Zack Snyder and Fetish Cinema
Take a moment and watch this trailer.
Did it disturb something primal within? Did it make you resolute that your ass will be in the theater come release day, but at the same time you kinda don't want anyone to know exactly why you want to see it? Does any part of you want to use slow-mo so that you might get a glimpse of her panties under that deliciously short skirt? If the answer is no, then you might want to go watch Project Runway or some shit.
I don't know him, and I haven't read a single interview with him, but I'm quite certain that Zack Snyder is getting his freak on in front of millions of people. There isn't an ounce of actual sex in the trailer for Sucker Punch, but make no mistake, this is porn. Scrumptious, titillating porn. Zack has his finger squarely on the pulse of adolescent male fantasy in just about every conceivable way. And none of those ways are generic. His images are finely tailored and expose very specific desires. If Zack were a woman, you'd come home to find her wearing lingerie. She'd tie you to the bed and whisper, "I know what you want. That stuff you like, but are afraid to tell anyone else about because from that point on they'd look at you cockeyed? I'm gonna do it to you."

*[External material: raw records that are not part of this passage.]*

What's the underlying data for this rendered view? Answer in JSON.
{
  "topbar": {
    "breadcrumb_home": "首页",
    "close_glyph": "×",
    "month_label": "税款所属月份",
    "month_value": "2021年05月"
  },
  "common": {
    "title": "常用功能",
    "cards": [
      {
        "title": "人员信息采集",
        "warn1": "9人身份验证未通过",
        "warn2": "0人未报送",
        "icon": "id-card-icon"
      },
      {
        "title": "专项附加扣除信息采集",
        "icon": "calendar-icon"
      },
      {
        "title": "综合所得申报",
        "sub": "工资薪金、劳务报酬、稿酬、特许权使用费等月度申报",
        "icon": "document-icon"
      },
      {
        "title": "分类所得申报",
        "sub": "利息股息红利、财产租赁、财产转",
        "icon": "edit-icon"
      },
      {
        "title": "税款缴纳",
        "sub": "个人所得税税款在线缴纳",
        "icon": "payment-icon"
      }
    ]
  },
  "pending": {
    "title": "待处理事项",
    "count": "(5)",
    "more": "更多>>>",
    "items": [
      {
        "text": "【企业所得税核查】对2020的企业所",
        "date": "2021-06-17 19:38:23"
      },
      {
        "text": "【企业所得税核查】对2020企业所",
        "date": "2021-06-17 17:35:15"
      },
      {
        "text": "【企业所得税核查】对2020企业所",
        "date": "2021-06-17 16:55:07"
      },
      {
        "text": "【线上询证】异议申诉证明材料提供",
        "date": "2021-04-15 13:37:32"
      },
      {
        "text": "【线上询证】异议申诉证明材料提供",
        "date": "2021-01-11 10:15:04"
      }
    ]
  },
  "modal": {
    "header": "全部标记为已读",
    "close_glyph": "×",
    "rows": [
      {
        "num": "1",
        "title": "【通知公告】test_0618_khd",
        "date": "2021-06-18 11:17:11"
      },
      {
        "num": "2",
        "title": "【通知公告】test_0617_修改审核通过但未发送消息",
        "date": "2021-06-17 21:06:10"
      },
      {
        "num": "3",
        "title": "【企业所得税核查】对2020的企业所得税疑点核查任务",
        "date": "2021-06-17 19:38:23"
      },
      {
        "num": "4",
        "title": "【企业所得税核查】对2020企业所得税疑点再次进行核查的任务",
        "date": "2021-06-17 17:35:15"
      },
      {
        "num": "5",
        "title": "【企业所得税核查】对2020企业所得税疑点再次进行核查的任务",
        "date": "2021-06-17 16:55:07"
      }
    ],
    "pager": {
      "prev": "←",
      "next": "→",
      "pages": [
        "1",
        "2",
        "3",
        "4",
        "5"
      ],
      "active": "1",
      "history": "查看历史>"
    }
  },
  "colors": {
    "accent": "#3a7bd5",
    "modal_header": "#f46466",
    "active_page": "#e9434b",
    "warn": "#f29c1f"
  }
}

When you see a scantily clad woman with a sword, flying through the air towards a giant robot who is firing some mammoth machine gun, all in slow motion, you know it's about to get freaky all up in here. And the images keep coming, each as scintillating as the last. It's a complete nerdgasm. And this is nothing new for Zack. His last two movies are both highly stylized and highly fetishized. (I haven't seen his Dawn of the Dead remake, but I may have to put it in my Netflix queue)
This is the film that put him on the map. It's easy to label his depiction of the Spartans as homo-erotic (and many have), but I don't know. What boy/man wouldn't fantasize about being ripped and being able to fend off an entire army wearing nothing but a helmet, shield, spear, and a tunic? And doing it with brothers in arms. It's totally bad-ass. George-Washington-fighting-a-bengal-tiger-on-a-sinking-ship-in-the-middle-of-a-hurricane bad-ass. If anyone is looking for last minute gift ideas, I want a fucking huge print of that picture to hang in my man-cave. One part patriotic, two parts awesome.

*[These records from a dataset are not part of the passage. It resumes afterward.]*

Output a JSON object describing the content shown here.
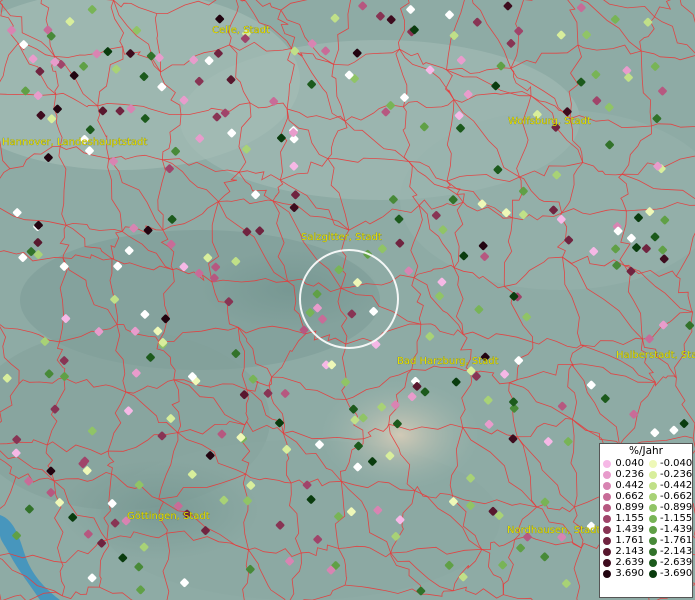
{
  "cities": [
    {
      "name": "Celle, Stadt"
    },
    {
      "name": "Hannover, Landeshauptstadt"
    },
    {
      "name": "Wolfsburg, Stadt"
    },
    {
      "name": "Salzgitter, Stadt"
    },
    {
      "name": "Bad Harzburg, Stadt"
    },
    {
      "name": "Halberstadt, Stadt"
    },
    {
      "name": "Göttingen, Stadt"
    },
    {
      "name": "Nordhausen, Stadt"
    }
  ],
  "legend": {
    "title": "%/Jahr",
    "positive": [
      "0.040",
      "0.236",
      "0.442",
      "0.662",
      "0.899",
      "1.155",
      "1.439",
      "1.761",
      "2.143",
      "2.639",
      "3.690"
    ],
    "negative": [
      "-0.040",
      "-0.236",
      "-0.442",
      "-0.662",
      "-0.899",
      "-1.155",
      "-1.439",
      "-1.761",
      "-2.143",
      "-2.639",
      "-3.690"
    ],
    "positive_colors": [
      "#f6b8e6",
      "#e89ccc",
      "#d884b2",
      "#c86c98",
      "#b65880",
      "#a0446a",
      "#883454",
      "#702440",
      "#58182e",
      "#3e0c1e",
      "#220410"
    ],
    "negative_colors": [
      "#eef8b8",
      "#d8ee9c",
      "#c0e088",
      "#a8d276",
      "#90c466",
      "#78b456",
      "#60a046",
      "#488a38",
      "#32722a",
      "#1c5a1c",
      "#0a3c0e"
    ]
  },
  "colors": {
    "borders": "#e83a3a",
    "river": "#3f93c0",
    "selection_ring": "#ffffff",
    "city_label": "#e8e000"
  }
}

The most weirdly unique and erotic thing about that movie were the women's nipples. It's like he intentionally shot all the nude scenes in a meat locker. Did he cast the actresses based solely on how big their erect nipples were? The world will never know.
Actress - "What scene would you like me to read from Mr. Snyder?"
Zack - "Just take your shirt off. Here. Take this ice cube."
Let's be honest, the first thing you see in your mind's eye when you think of this movie is a huge blue penis. (And if you didn't I GUARANTEE that is all you can see now. You're welcome.). But once you move past the large blue phallus, you come to the very stylized and glamorized fighting. The slow-motion really punctuates the action in a kind of erotic way. It's intoxicating. Then there is Silk Spectre II. Dressed like a superhero streetwalker, you'd gladly catch a beating from her if only she'd fuck you first. And she would fuck you. It would ALMOST be rape. If she killed you, you know you'd be be in heaven high-fiving those kids who had sex with with that hot teacher. The ones where publicly you were like, "How dare she.", but inwardly you were like, "If only I were that lucky at that age. Those kids are Gods."
Zack Snyder seems to specialize in wet dreams and Sucker Punch doesn't seem to be any different. Next he's making Xerxes, which looks to be a companion piece to 300. And it looks like he might be involved in a remake/reboot of Heavy Metal (how perfect would that be?). Whatever he makes, I'll be in line, no questions asked.
Keep your cockeyed stares to yourself.